As psychiatrists, we are unlikely to be prescribing Provigil for its FDA-approved indications, since such bonafide sleep disorders are generally treated by primary care physicians or in sleep clinics. Psychiatrists use Provigil mainly for depression, ADHD, and medication-induced sedation. Here’s some of the evidence on Provigil and depression.
There are four published studies on adjunctive Provigil for major depression. Three of these studies involved adding Provigil to pre-existing antidepressants in patients with partially-treated depression. Of these three, two were small uncontrolled trials and yielded predictably positive results (J Clin Psychopharmacol 2003; 23:1-3, and J Clin Psychopharmacol 2004; 24:87-90). The larger double-blind placebo-controlled study enrolled 136 patients who had been on antidepressants (ADs) for at least 6 weeks and exhibited only partial responses (J Clin Psychiatry 2003; 64:1057-1064). They were randomized to receive either adjunctive Provigil or placebo for 6 weeks. Those on Provigil took 100 mg QAM on days 1 through 3, then 200 mg QAM, after which the dose could be raised or lowered as necessary. All patients continued on their ADs (mostly SSRIs) throughout the study.

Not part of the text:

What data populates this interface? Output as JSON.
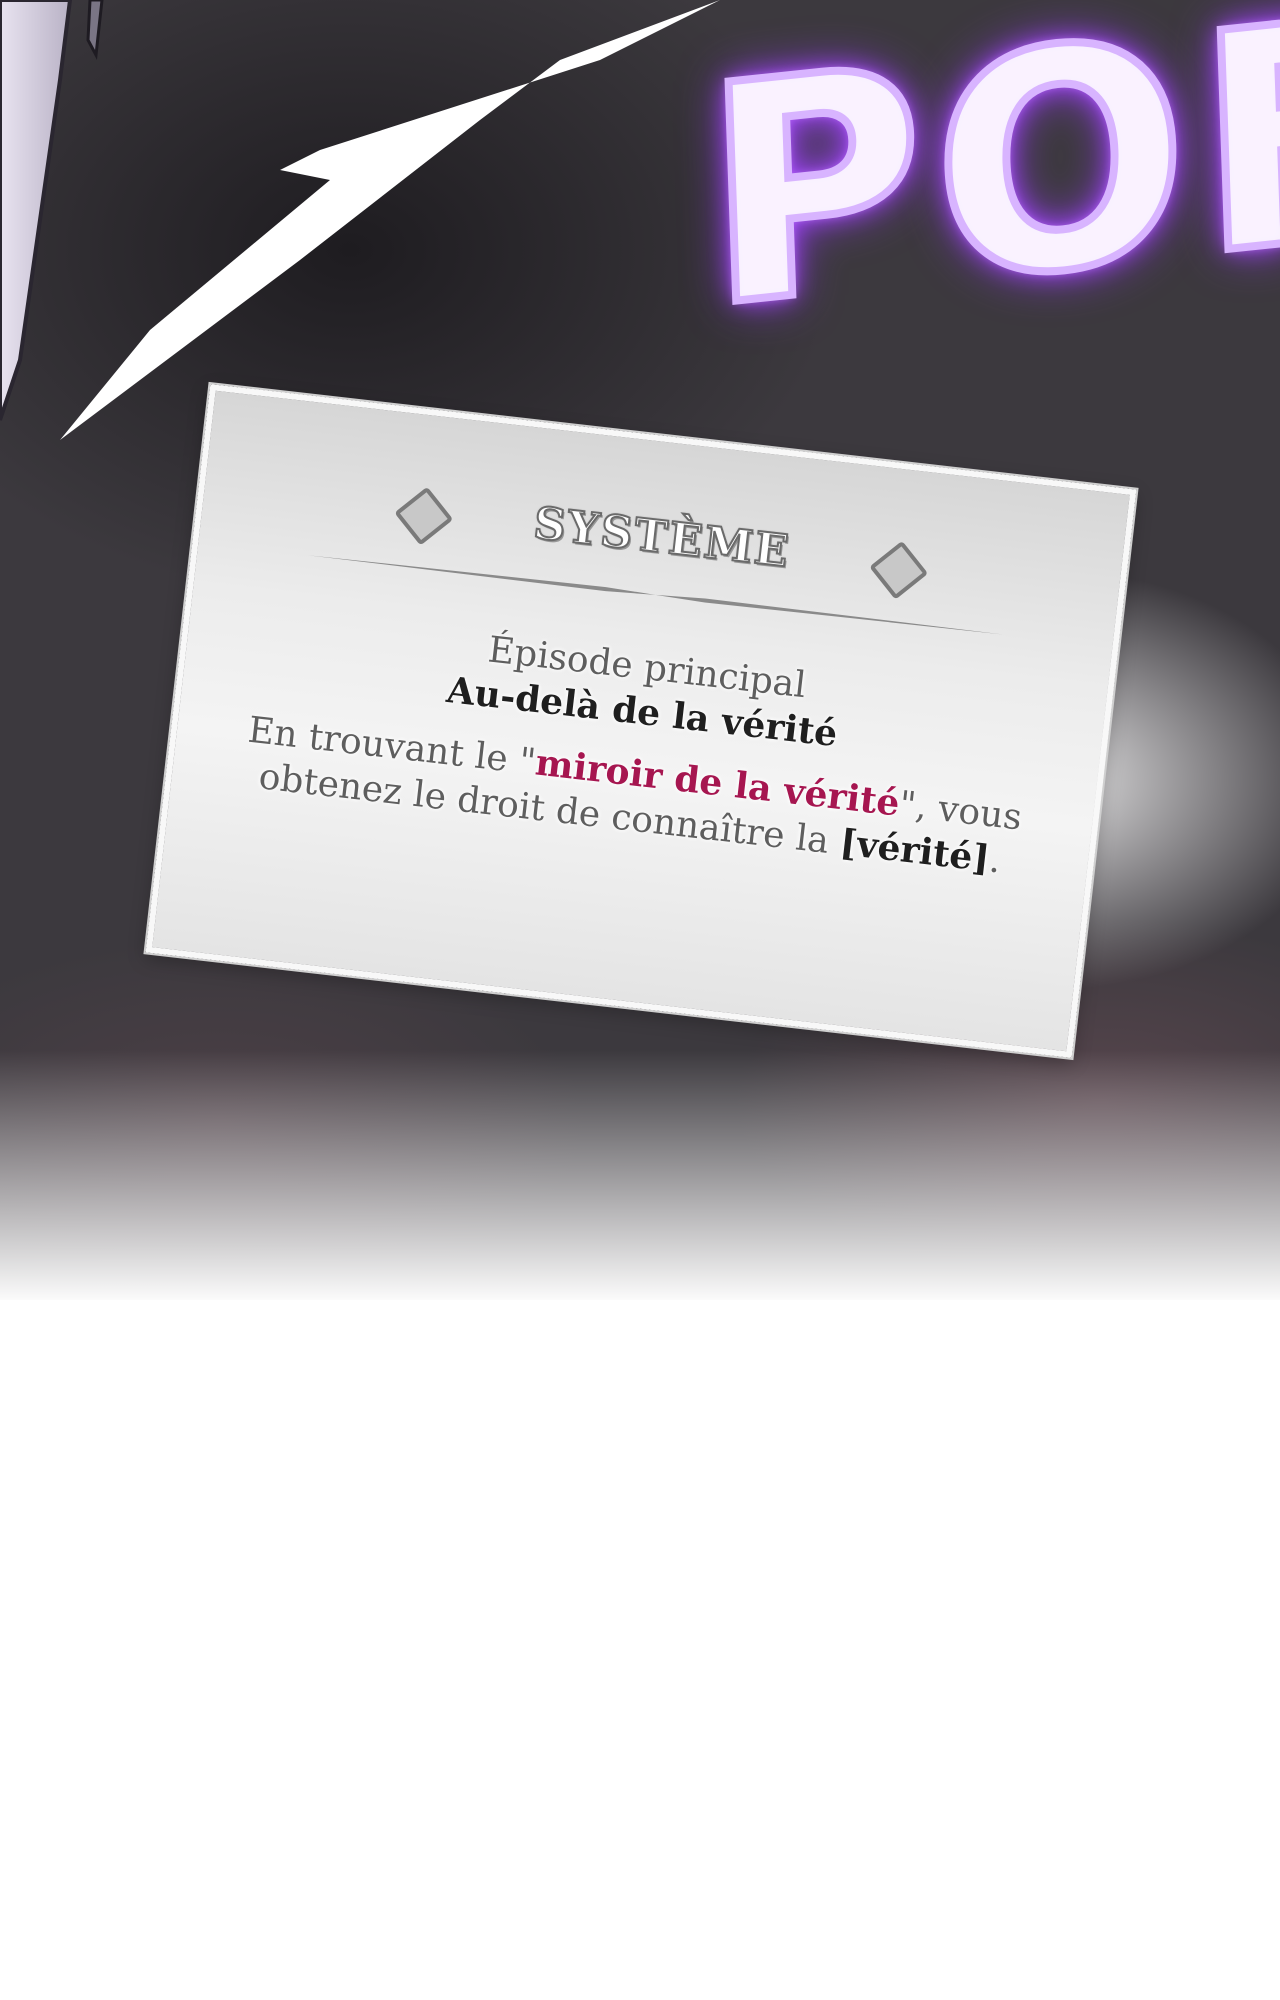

How did the two groups fare? Those on Provigil rapidly became less fatigued and sleepy–separating from placebo by week one or two, depending on the scale used. However, this difference disappeared by week 6. What about measures of depression? Unfortunately, there was no significant difference between adjunctive Provigil and placebo in HAM-D scores, at any time point. The bottom line appears to be that prescribing adjunctive Provigil to patients already on ADs may wake them up a bit, especially over the first 2 weeks, but it probably won’t improve their overall depression.
What about starting patients on a combination of an AD and Provigil? Since Provigil has been shown to jump-start wakefulness, perhaps its ideal use would be to speed up the initial response to an AD. One recent study has looked at this, though without the crucial ingredient of a control group (J Clin Psychiatry 2004;65:414-420). In order to be included in this study, patients had to have both major depression and significant fatigue. A total of 29 patients were enrolled in this Cephalon-funded study; at study entry, they were all started on either Prozac 20 mg QD or Paxil 20 mg QD, in addition to Provigil 100 mg QAM for 3 days, increasing to 200 mg QD on day 4. Depression in these patients improved robustly and quickly, with 42% responding by week 2, 65% by week 4, and 79% by week 6.
Of course, we can critique this study for its open-label design and lack of a control group. A comparison group given ADs plus placebo might have responded just as well. However, these response rates are pretty high when compared to other open label antidepressant trials published. So while this study doesn’t prove anything, it does suggest that starting fatigued depressed patients on Provigil along with an AD is a potential psychopharmacologic pearl.
TCR VERDICT: Provigil: It’ll jump start just about anyone.